A new study sheds light on the state of global fish populations, stating that two thirds of fish stocks are declining. The research assessed 5,000 fisheries and found that only one third were being fished at levels that would allow for recovery. Unsustainable fishing practices are not just happening internationally in places we associate with deplorable environmental practices, they are all too common in Canadian waters too.
Canada is a nation built on fishing; we have the world’s longest coastline, dotted with coastal communities, and a fishing industry that connects this country with the sea. Canada is one of the world’s major fishing nations, catching 1.1 million metric tonnes of fish each year, or 1.6 per cent of the world’s wild fish catch by weight. But these high numbers obscure the fact that Canadian fisheries are performing well below their full potential.
In the 1950s, Canada was the seventh largest producer of wild fish by weight. Today, its ranking has plummeted to 20th. Less than half of Canada’s fish populations are deemed healthy, and many species, such as cod and other groundfish, have never been given a real chance to recover after serious overfishing in the 80s and 90s.
Fortunately, we know how to fix things: science-based fishery management which establishes sustainable catch limits, reduces bycatch and protects habitat. When implemented properly, these measures have been shown—internationally and here in Canada—to help fish species recover.

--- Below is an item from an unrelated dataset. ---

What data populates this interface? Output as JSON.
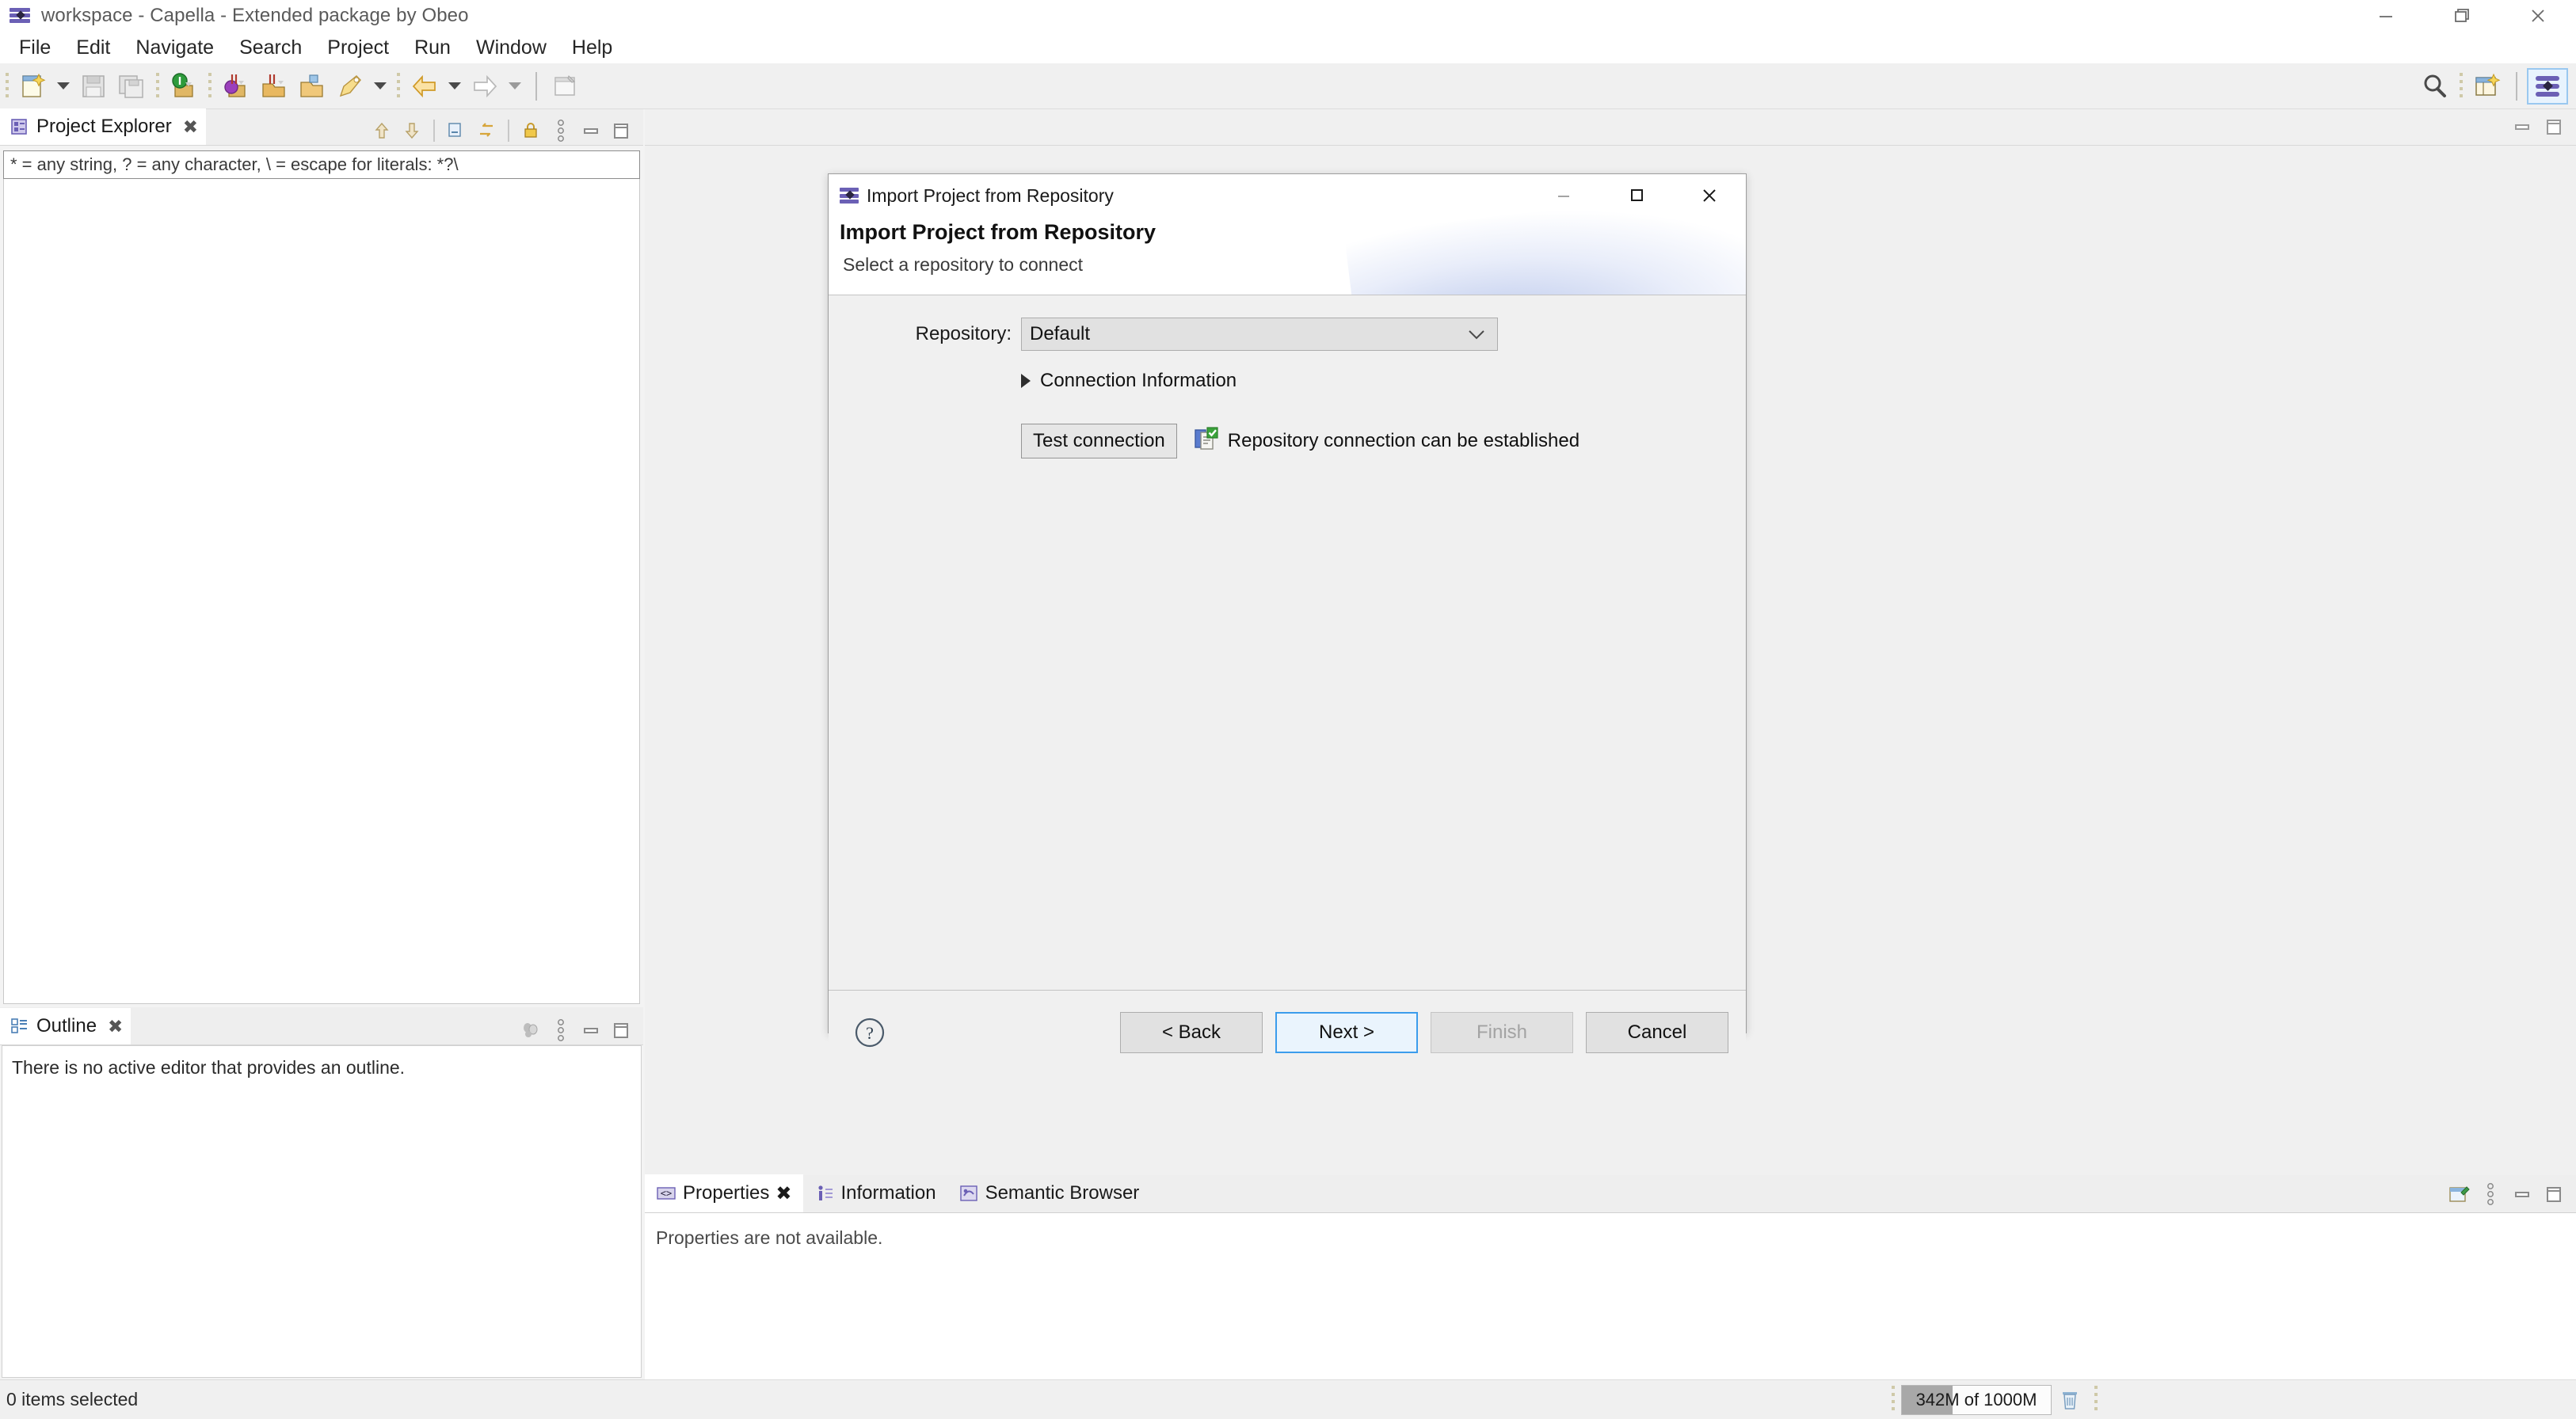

Oceana Canada campaigns for national policies that rebuild fisheries and return Canada’s formerly vibrant oceans to health, including increasing transparency in fisheries management and making science-based decisions to recover our fisheries. Josh Laughren, Executive Director of Oceana Canada, says:
“This report highlights the urgency—and the benefits—of setting and enforcing science-based limits to the amount of fish we take out of the seas. Canada’s oceans can, if we allow them to recover, support more jobs, foster thriving coastal communities and provide a sustainable source of protein for a hungry world.”